506(c) has basically the same structure. You can raise as much money as you want from as many accredited investors as you want. However, you can advertise or solicit and take on investors you don’t know, but because of that, you can have no “sophisticated” investors.
The investors for Regulation D, Rule 506c must meet the criteria of being an accredited investor. Though definitions can vary, broadly speaking, they must be an individual with “an annual income exceeding $200,000 ($300,000 for joint income) for the last two years with the expectation of earning the same or a higher income in the current year. Or a net worth exceeding $1 million, either individually or jointly with their spouse. The SEC also considers a person to be an accredited investor if they are a general partner, executive officer, or director for the company that is issuing the unregistered securities,” according to Investopedia.

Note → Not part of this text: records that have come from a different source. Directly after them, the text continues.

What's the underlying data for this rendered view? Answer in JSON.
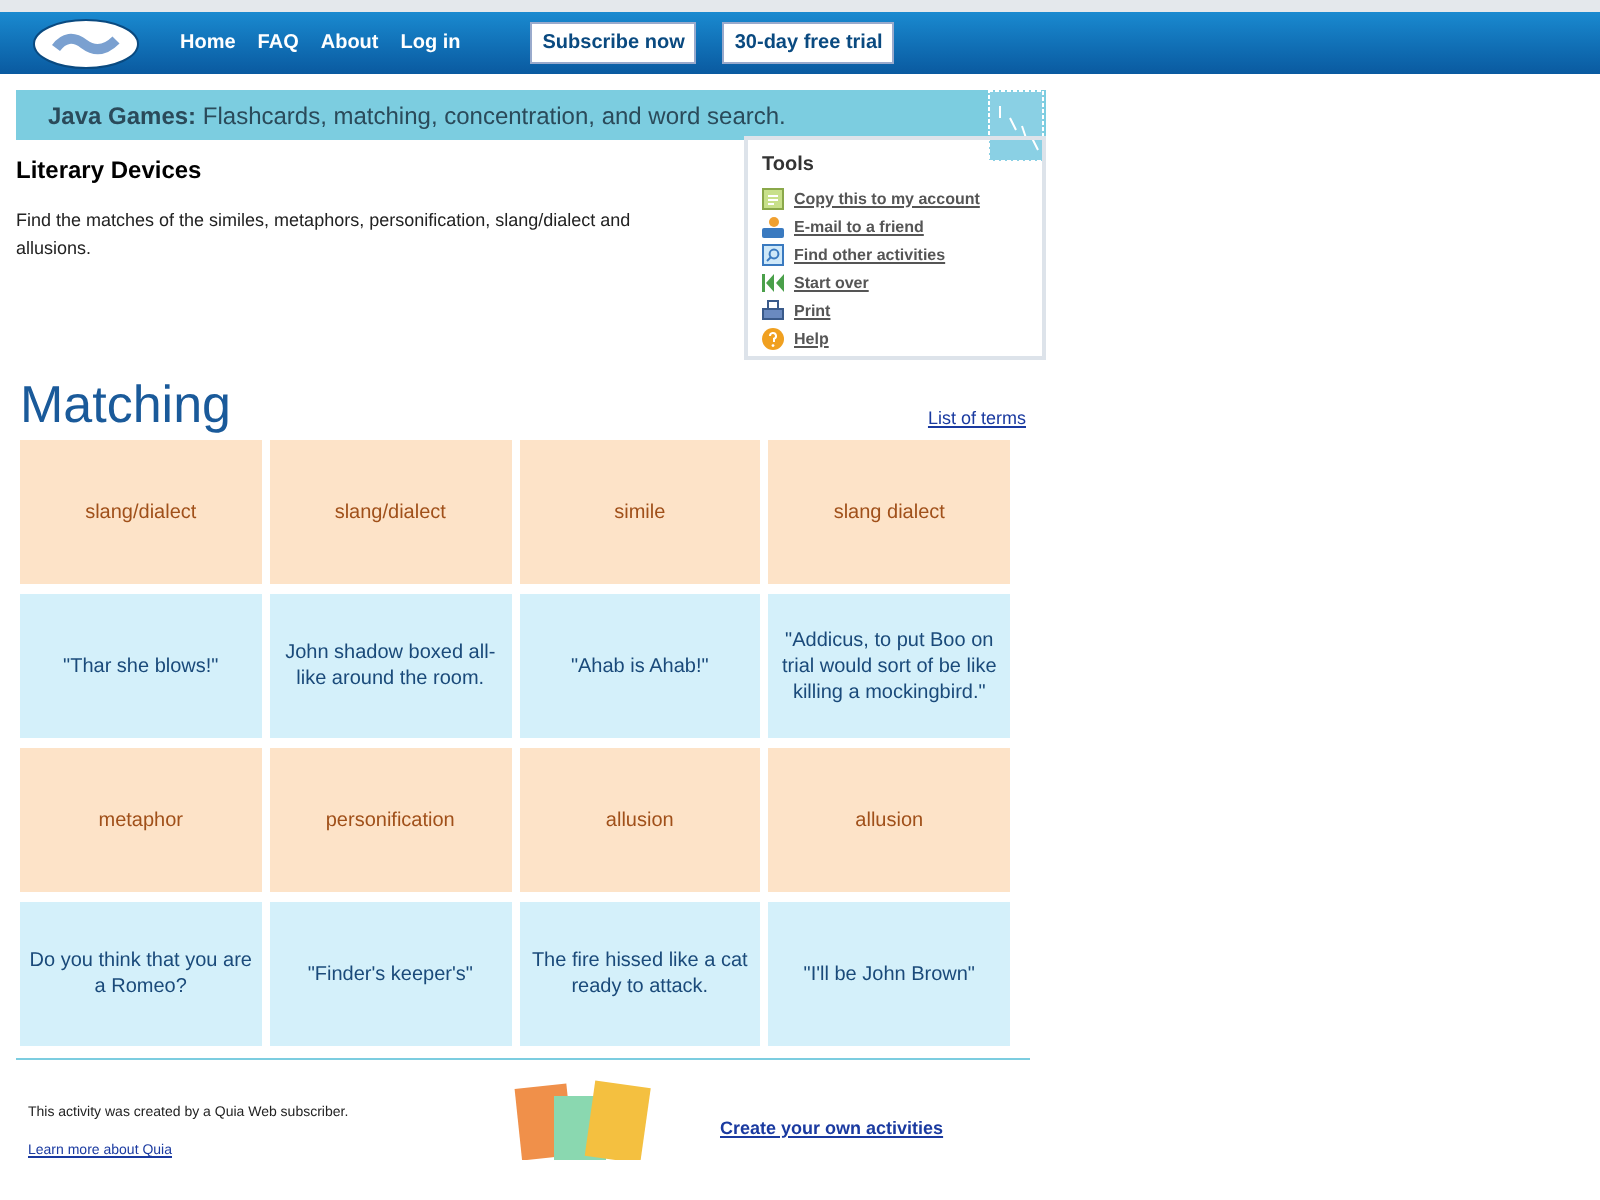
{
  "nav": {
    "links": [
      "Home",
      "FAQ",
      "About",
      "Log in"
    ],
    "buttons": [
      "Subscribe now",
      "30-day free trial"
    ]
  },
  "banner": {
    "text": "**Java Games:** Flashcards, matching, concentration, and word search."
  },
  "activity": {
    "title": "Literary Devices",
    "description": "Find the matches of the similes, metaphors, personification, slang/dialect and allusions."
  },
  "tools": {
    "title": "Tools",
    "items": [
      {
        "kind": "copy",
        "label": "Copy this to my account"
      },
      {
        "kind": "email",
        "label": "E-mail to a friend"
      },
      {
        "kind": "find",
        "label": "Find other activities"
      },
      {
        "kind": "restart",
        "label": "Start over"
      },
      {
        "kind": "print",
        "label": "Print"
      },
      {
        "kind": "help",
        "label": "Help"
      }
    ]
  },
  "matching": {
    "title": "Matching",
    "list_link": "List of terms",
    "rows": [
      [
        {
          "kind": "term",
          "text": "slang/dialect"
        },
        {
          "kind": "term",
          "text": "slang/dialect"
        },
        {
          "kind": "term",
          "text": "simile"
        },
        {
          "kind": "term",
          "text": "slang dialect"
        }
      ],
      [
        {
          "kind": "definition",
          "text": "\"Thar she blows!\""
        },
        {
          "kind": "definition",
          "text": "John shadow boxed all-like around the room."
        },
        {
          "kind": "definition",
          "text": "\"Ahab is Ahab!\""
        },
        {
          "kind": "definition",
          "text": "\"Addicus, to put Boo on trial would sort of be like killing a mockingbird.\""
        }
      ],
      [
        {
          "kind": "term",
          "text": "metaphor"
        },
        {
          "kind": "term",
          "text": "personification"
        },
        {
          "kind": "term",
          "text": "allusion"
        },
        {
          "kind": "term",
          "text": "allusion"
        }
      ],
      [
        {
          "kind": "definition",
          "text": "Do you think that you are a Romeo?"
        },
        {
          "kind": "definition",
          "text": "\"Finder's keeper's\""
        },
        {
          "kind": "definition",
          "text": "The fire hissed like a cat ready to attack."
        },
        {
          "kind": "definition",
          "text": "\"I'll be John Brown\""
        }
      ]
    ]
  },
  "footer": {
    "text": "This activity was created by a Quia Web subscriber.",
    "link": "Learn more about Quia",
    "create_link": "Create your own activities"
  }
}
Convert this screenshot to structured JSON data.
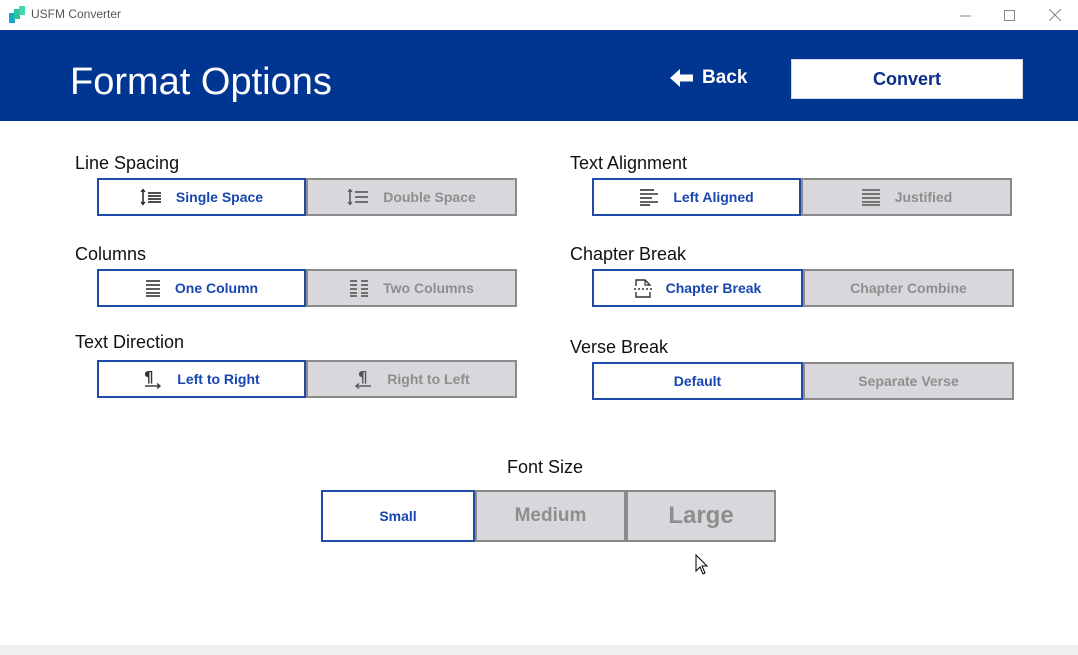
{
  "window": {
    "title": "USFM Converter"
  },
  "header": {
    "title": "Format Options",
    "back_label": "Back",
    "convert_label": "Convert"
  },
  "groups": {
    "line_spacing": {
      "label": "Line Spacing",
      "options": [
        "Single Space",
        "Double Space"
      ],
      "selected": "Single Space"
    },
    "text_alignment": {
      "label": "Text Alignment",
      "options": [
        "Left Aligned",
        "Justified"
      ],
      "selected": "Left Aligned"
    },
    "columns": {
      "label": "Columns",
      "options": [
        "One Column",
        "Two Columns"
      ],
      "selected": "One Column"
    },
    "chapter_break": {
      "label": "Chapter Break",
      "options": [
        "Chapter Break",
        "Chapter Combine"
      ],
      "selected": "Chapter Break"
    },
    "text_direction": {
      "label": "Text Direction",
      "options": [
        "Left to Right",
        "Right to Left"
      ],
      "selected": "Left to Right"
    },
    "verse_break": {
      "label": "Verse Break",
      "options": [
        "Default",
        "Separate Verse"
      ],
      "selected": "Default"
    },
    "font_size": {
      "label": "Font Size",
      "options": [
        "Small",
        "Medium",
        "Large"
      ],
      "selected": "Small"
    }
  },
  "colors": {
    "header_bg": "#003591",
    "selected_text": "#1746b0",
    "unselected_bg": "#d8d8dc"
  },
  "icons": {
    "single_space": "line-spacing-single-icon",
    "double_space": "line-spacing-double-icon",
    "left_aligned": "align-left-icon",
    "justified": "align-justify-icon",
    "one_column": "one-column-icon",
    "two_columns": "two-columns-icon",
    "chapter_break": "page-break-icon",
    "ltr": "text-direction-ltr-icon",
    "rtl": "text-direction-rtl-icon"
  }
}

“The JOBS Act also added regulation crowdfunding and crowdfunding has gone on for a long time but initially, there wasn’t an expectation of profit whereas investing definitely has an expectation,” he says. “So now, they said, ‘Let’s let people raise money by advertising to everyone but because it’s risky, we’re going to limit it to $1 million in any one offering. They eventually did raise it to $5 million but for the business I’m in, real estate, that isn’t very much. My partner Jonathan Nieh does do some regulation crowdfunding offerings. Some are using this to expand their small businesses but others are using to get into investing and they’re starting with vacation homes.”